SVG exceeded poverty reduction target – PM
News
September 24, 2010
SVG exceeded poverty reduction target – PM

By 2015, St.Vincent and the Grenadines will have achieved universal access to primary, secondary and early childhood education, said Prime Minister Dr. Ralph Gonsalves.{{more}}

Gonsalves made the bold remark on Wednesday as he outlined progress made in this area, while addressing the United Nations General Assembly in New York, at the High Level Plenary Meeting on the Millennium Development Goals.

The Prime Minister told the leaders gathered from around the world of the achievements made in education, health and alleviating poverty.

“St.Vincent and the Grenadines has also far exceeded the goal of universal primary education. Indeed, we have achieved universal secondary education – improving access from 39 per cent to 100 per cent in just five years,” said Gonsalves.

The gathering was told that the ongoing “Education Revolution” remains the corner stone in his government’s “people centred development policy”.

The session was held to consider the UN members’ individual and collective progress towards the Millennium Development Goals.

The Prime Minister said the standard set by the international community was that by 2015 each country should reduce by half those persons who live in extreme poverty.

“I am proud to report that St.Vincent and the Grenadines has far exceeded this target, well in advance of the 2015 deadline.”

He disclosed that in the past decade, extreme poverty has been reduced in this country from roughly 26 per cent of the population to a mere 2.9 per cent.

“This amounts to an almost 90 per cent reduction in indigence,” said Gonsalves.

“To be sure, poverty, more broadly defined, remains a stubborn and vexing challenge in Saint Vincent and the Grenadines.

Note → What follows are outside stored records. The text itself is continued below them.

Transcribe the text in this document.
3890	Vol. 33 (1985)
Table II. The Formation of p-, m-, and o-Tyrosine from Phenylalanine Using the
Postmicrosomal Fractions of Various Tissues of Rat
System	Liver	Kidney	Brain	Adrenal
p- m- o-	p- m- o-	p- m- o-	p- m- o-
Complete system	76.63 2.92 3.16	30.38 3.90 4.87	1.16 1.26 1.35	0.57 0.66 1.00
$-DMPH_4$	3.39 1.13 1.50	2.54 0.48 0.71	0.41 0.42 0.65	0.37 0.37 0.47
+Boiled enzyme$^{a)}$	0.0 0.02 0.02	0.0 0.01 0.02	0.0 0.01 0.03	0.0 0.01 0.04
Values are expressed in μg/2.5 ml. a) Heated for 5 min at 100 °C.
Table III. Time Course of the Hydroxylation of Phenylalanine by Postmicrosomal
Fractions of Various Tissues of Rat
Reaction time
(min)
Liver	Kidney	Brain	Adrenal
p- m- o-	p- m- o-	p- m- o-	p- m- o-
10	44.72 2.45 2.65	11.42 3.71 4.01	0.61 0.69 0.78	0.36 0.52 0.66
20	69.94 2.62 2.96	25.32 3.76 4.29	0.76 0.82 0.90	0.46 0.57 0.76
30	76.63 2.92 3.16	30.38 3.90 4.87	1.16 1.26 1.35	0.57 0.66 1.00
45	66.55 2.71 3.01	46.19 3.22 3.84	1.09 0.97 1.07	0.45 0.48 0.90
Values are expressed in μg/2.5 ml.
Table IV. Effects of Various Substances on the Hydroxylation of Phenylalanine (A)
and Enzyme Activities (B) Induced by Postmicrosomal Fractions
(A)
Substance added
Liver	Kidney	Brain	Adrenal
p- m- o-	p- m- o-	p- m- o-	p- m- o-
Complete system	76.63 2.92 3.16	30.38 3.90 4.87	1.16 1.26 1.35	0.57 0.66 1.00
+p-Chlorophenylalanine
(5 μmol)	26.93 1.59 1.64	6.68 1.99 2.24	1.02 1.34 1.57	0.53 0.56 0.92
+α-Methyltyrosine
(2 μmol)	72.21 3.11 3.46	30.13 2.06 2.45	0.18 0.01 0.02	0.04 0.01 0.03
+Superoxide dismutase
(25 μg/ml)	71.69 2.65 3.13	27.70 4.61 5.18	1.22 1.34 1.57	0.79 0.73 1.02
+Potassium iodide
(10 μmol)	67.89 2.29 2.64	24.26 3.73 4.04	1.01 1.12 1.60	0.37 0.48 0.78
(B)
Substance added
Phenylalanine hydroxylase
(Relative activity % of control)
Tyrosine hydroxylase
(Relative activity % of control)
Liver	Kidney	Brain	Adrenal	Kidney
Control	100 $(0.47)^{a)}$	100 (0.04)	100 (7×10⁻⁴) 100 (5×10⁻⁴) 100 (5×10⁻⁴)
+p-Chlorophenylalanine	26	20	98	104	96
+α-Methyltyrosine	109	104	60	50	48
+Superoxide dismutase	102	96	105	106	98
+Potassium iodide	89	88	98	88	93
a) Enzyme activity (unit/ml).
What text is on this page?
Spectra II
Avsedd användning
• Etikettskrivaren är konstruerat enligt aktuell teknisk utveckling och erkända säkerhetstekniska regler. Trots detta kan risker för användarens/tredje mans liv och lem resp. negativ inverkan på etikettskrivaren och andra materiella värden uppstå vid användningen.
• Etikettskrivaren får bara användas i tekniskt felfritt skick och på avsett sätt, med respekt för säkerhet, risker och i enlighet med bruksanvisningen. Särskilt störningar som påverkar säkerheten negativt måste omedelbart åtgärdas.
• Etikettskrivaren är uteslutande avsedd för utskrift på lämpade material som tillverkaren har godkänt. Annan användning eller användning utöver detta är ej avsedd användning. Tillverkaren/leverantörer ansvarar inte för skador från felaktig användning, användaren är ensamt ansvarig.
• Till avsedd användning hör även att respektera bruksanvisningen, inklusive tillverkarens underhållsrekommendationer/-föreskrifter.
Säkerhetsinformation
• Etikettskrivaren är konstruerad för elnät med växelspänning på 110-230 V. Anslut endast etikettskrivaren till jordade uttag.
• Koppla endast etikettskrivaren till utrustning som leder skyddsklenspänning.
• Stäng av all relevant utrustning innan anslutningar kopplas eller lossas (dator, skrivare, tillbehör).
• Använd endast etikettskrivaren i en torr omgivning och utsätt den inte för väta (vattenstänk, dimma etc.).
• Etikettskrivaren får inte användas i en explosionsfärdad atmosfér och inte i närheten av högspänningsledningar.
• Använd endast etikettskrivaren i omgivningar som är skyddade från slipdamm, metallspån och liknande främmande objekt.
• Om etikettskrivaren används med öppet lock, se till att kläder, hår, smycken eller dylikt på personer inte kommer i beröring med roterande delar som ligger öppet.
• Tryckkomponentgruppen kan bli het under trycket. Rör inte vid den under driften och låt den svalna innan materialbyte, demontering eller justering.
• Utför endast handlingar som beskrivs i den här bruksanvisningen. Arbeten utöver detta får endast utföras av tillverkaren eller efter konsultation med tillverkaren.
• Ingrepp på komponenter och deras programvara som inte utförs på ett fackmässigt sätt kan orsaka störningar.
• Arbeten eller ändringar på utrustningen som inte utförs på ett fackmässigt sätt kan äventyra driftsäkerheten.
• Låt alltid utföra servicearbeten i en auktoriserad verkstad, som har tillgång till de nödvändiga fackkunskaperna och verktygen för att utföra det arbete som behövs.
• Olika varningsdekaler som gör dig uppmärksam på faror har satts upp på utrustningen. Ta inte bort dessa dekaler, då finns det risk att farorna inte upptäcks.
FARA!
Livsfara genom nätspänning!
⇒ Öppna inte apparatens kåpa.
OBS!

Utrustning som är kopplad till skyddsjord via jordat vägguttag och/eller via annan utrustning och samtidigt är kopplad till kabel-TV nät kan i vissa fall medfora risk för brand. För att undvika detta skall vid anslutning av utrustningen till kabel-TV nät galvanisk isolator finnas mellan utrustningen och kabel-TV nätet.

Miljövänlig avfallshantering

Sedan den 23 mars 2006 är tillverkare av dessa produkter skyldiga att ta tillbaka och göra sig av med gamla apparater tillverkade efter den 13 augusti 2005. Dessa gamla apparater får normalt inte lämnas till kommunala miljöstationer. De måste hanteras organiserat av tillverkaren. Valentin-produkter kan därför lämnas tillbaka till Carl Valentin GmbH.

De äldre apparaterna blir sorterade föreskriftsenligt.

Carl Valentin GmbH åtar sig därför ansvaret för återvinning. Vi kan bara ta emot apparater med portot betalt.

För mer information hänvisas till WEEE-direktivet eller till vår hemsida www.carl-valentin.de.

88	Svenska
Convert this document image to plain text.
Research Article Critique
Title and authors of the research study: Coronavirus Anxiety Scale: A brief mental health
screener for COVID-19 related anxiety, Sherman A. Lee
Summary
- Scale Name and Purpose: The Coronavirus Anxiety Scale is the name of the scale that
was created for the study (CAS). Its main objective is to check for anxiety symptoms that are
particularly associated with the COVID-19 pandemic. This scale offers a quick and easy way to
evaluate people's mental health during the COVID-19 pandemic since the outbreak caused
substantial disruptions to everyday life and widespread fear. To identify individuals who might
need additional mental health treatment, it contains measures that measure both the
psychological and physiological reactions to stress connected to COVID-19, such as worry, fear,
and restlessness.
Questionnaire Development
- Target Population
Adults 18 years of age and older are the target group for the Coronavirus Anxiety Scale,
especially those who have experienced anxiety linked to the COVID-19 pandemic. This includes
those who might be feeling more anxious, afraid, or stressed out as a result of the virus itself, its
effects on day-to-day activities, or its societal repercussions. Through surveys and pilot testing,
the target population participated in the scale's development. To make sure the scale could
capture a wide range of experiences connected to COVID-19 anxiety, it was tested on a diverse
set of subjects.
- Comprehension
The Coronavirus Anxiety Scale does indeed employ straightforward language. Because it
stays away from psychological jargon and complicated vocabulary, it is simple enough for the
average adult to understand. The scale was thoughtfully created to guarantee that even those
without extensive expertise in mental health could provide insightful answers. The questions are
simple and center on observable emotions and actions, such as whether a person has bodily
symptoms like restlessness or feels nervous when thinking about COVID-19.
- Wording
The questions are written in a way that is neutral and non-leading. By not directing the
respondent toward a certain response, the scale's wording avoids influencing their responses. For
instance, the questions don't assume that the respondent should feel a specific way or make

We have reduced non-indigent poverty by one-fifth in the past decade, but 30 per cent of our population continues to struggle with less extreme forms of poverty,” said Gonsalves.

Gonsalves also touched on achievements made by the Ministry of Health in meeting the relevant MDGs. He stated that under-five child mortality has been reduced by almost half, and now approaches developed world standards.

On the issue of HIV, he said in St.Vincent and the Grenadines, the spread of the disease has stabilized.

“We remain hopeful that we will begin to claim measurable success in reversing its prevalence in the coming years,” he said.

Gonsalves highlighted that his administration has increased access to pipe-borne water from 70 per cent to over 98 per cent through prudent infrastructural investments.

The Prime Minister added that Internet connectivity has tripled, “and we now have more active mobile phone subscriptions than we have citizens.”

He noted that even in the face of an increasingly difficult international economic environment, St.Vincent and the Grenadines has achieved many of the MDGs far ahead of schedule.

Gonsalves, however, acknowledged that despite tremendous developmental strides, many obstacles still remain to achieving and sustaining the MDGs in a national, regional and international context. He identified the collapse of the world economy, climate change, inequitable trade regimes, and the impact of transnational crime, as threats to St.Vincent and the Grenadines’ fragile gains.

He said from the perspective of St.Vincent and the Grenadines, the most woefully unmet MDG is Goal 8, titled “A global partnership for development.”

Gonsalves expressed that while developing countries continue “their heroic struggle to advance in an increasingly difficult economic environment, many of our development partners have replaced their firm and measurable commitments of assistance with platitudes and empty rhetoric.”